Editorial Policy
How Vitality Atlas writes, checks, updates, and limits wellness guidance so routines stay source-checked, cautious, and educational.
How this boundary works
Editorial choices start with the claim, the user task, source limits, and what could go wrong if the claim is overstated.
When sources conflict or stay narrow, the copy names the limit and keeps the recommendation modest, optional, and reversible.
It does not turn official sources into private advice or hide uncertainty behind confident wellness language.
Prefer pages that show sources, risk boundaries, lower-risk alternatives, and a clear reason to read the next article.
Source conflict, official guidance changes, new safety concerns, and high-cost claims trigger a narrower verdict or a clearer skip line.
Questions that depend on symptoms, diagnosis, medication, pregnancy, lab results, injury, or crisis support are outside the publishing model.
Non-Evidence pages that sound too much like claim reviews and Evidence Lab verdict cards get extra checks for overstatement.
If sources support a narrow routine outcome but marketing language promises broad health change, the article keeps the narrow outcome and makes the broad promise skippable.
Pages with high cost, changing public guidance, source disagreement, or stronger safety boundaries are updated before low-risk routine pages.
Source standard
Articles cite official public-health sources, research explainers, or specialist organizations.

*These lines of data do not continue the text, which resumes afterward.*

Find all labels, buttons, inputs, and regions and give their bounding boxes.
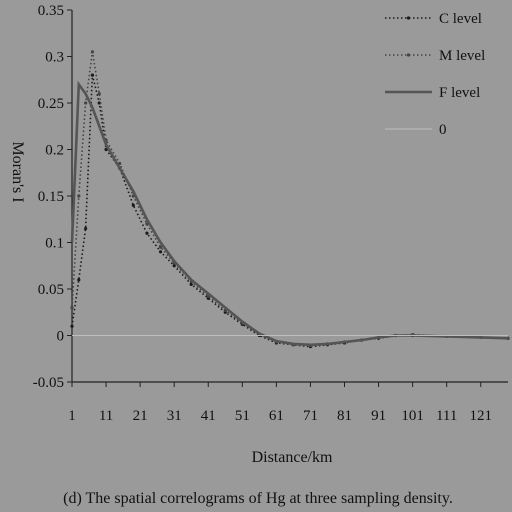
chart-caption: (d) The spatial correlograms of Hg at th… <box>63 490 453 507</box>
x-tick-label: 101 <box>401 408 424 424</box>
x-tick-label: 111 <box>436 408 457 424</box>
data-point <box>189 282 193 286</box>
x-tick-label: 61 <box>269 408 284 424</box>
x-tick-label: 81 <box>337 408 352 424</box>
x-tick-label: 71 <box>303 408 318 424</box>
data-point <box>90 73 95 77</box>
x-axis-title: Distance/km <box>252 449 333 466</box>
x-tick-label: 121 <box>470 408 493 424</box>
y-tick-label: 0.35 <box>38 3 64 19</box>
series-f-level <box>70 80 509 347</box>
data-point <box>158 245 163 249</box>
x-tick-label: 21 <box>133 408 148 424</box>
y-tick-label: 0.2 <box>45 143 64 159</box>
y-tick-label: 0.3 <box>45 50 64 66</box>
y-tick-label: 0.1 <box>45 236 64 252</box>
series-c-level <box>70 73 510 349</box>
data-point <box>84 101 88 105</box>
legend-label: 0 <box>439 122 447 138</box>
legend-label: M level <box>439 48 485 64</box>
y-tick-label: -0.05 <box>33 375 64 391</box>
x-tick-label: 11 <box>99 408 113 424</box>
data-point <box>70 306 74 310</box>
data-point <box>104 147 108 152</box>
data-point <box>145 231 149 235</box>
data-point <box>77 194 81 198</box>
x-tick-label: 91 <box>371 408 386 424</box>
x-tick-label: 41 <box>201 408 216 424</box>
legend-marker <box>406 16 411 20</box>
data-point <box>70 324 74 328</box>
x-tick-label: 1 <box>68 408 76 424</box>
y-tick-label: 0.15 <box>38 189 64 205</box>
x-tick-label: 31 <box>167 408 182 424</box>
data-point <box>97 92 101 96</box>
x-tick-label: 51 <box>235 408 250 424</box>
y-tick-label: 0.25 <box>38 96 64 112</box>
legend-label: F level <box>439 85 480 101</box>
data-point <box>84 226 88 231</box>
data-point <box>90 50 95 54</box>
series-line <box>70 80 509 347</box>
legend-label: C level <box>439 11 482 27</box>
y-tick-label: 0 <box>57 329 65 345</box>
y-tick-label: 0.05 <box>38 282 64 298</box>
series-line <box>71 74 509 348</box>
data-point <box>77 278 81 282</box>
legend-marker <box>406 53 411 57</box>
data-point <box>158 250 163 254</box>
y-axis-title: Moran's I <box>9 141 26 202</box>
data-point <box>131 203 135 207</box>
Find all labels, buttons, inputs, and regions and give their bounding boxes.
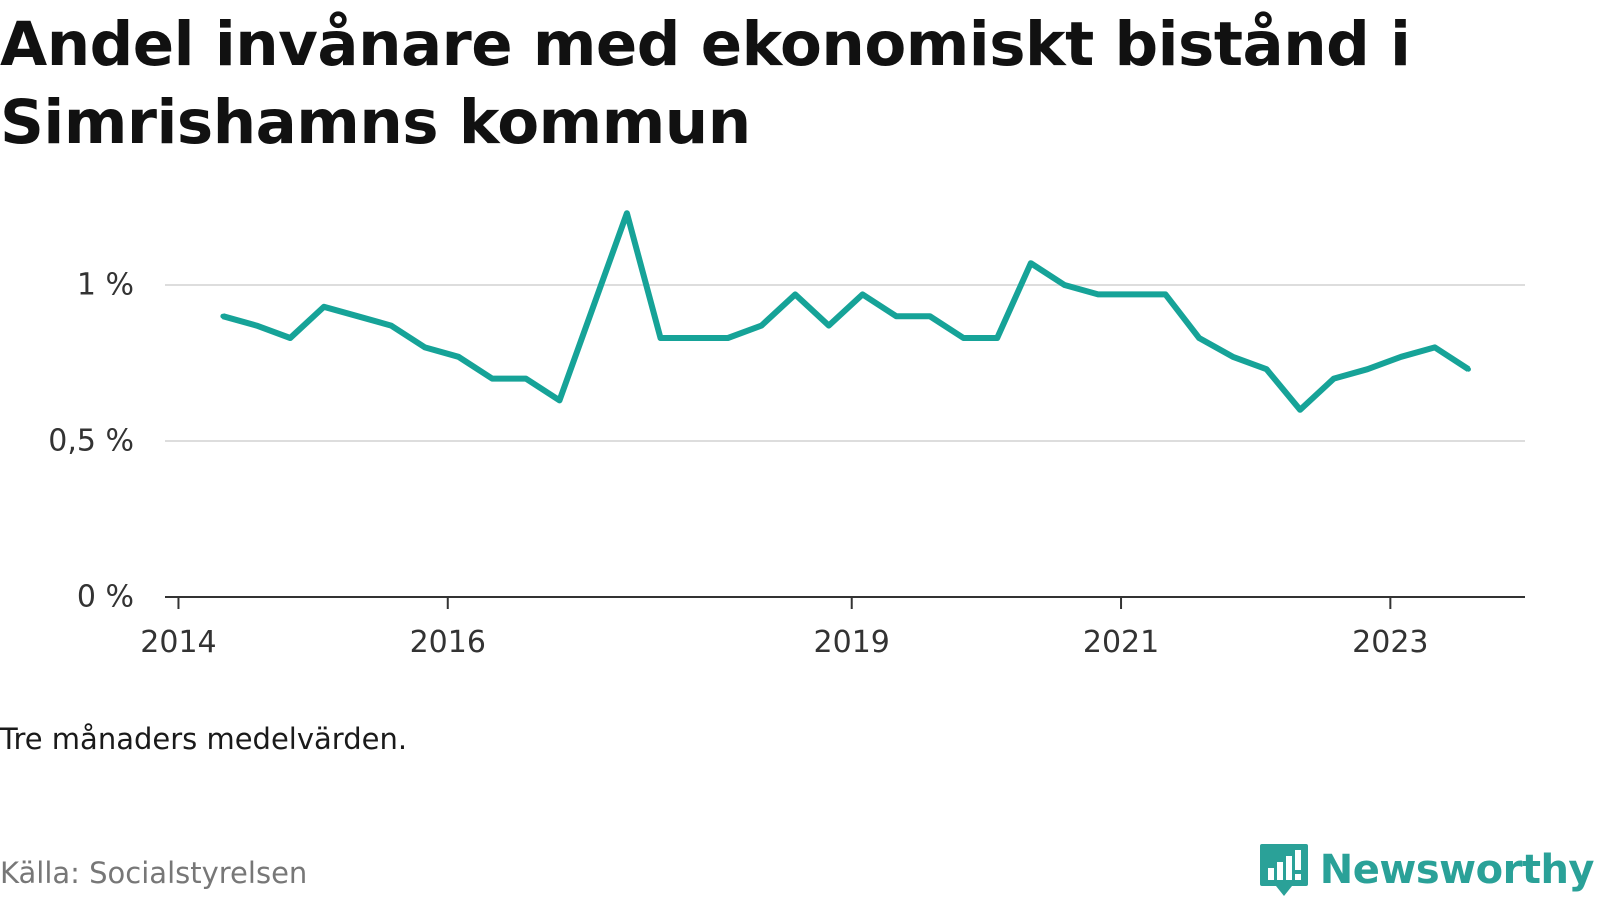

Anonymous social posts, testimonials, and product marketing are not used as health evidence.
Claim standard
A claim has to be written in plain language before it is discussed. If the evidence is mixed, indirect, or limited, the page must say so and offer a safer everyday comparison.
Review boundary
Current pages are checked against the sources shown on each page. No named clinician review is shown unless a real clinician profile is configured.
Update rhythm
Article dates are shown so stale topics can be revisited. High-caution topics, trend claims, and source changes should be checked first.
Correction posture
When a source changes or an error is found, the affected guide should be updated with the new source, clearer caution language, and a fresh update date.
What gets slowed down
Supplement claims, device claims, extreme routines, pregnancy, medication, chronic illness, mental health crisis, injury, and symptom questions get stronger caution language or are kept outside the site's advice boundary.
High-risk page format
High-risk Evidence Lab pages should use a bottom-line verdict, claim ranking, risk ladder, source list, and FAQ. A generic routine layout is not enough when a trend can affect breathing, heat exposure, glucose interpretation, or supplement safety.
Reader protection rule
If a reader could confuse education with a personal instruction, the page should become narrower, more conditional, and more explicit about when to stop or ask for qualified care.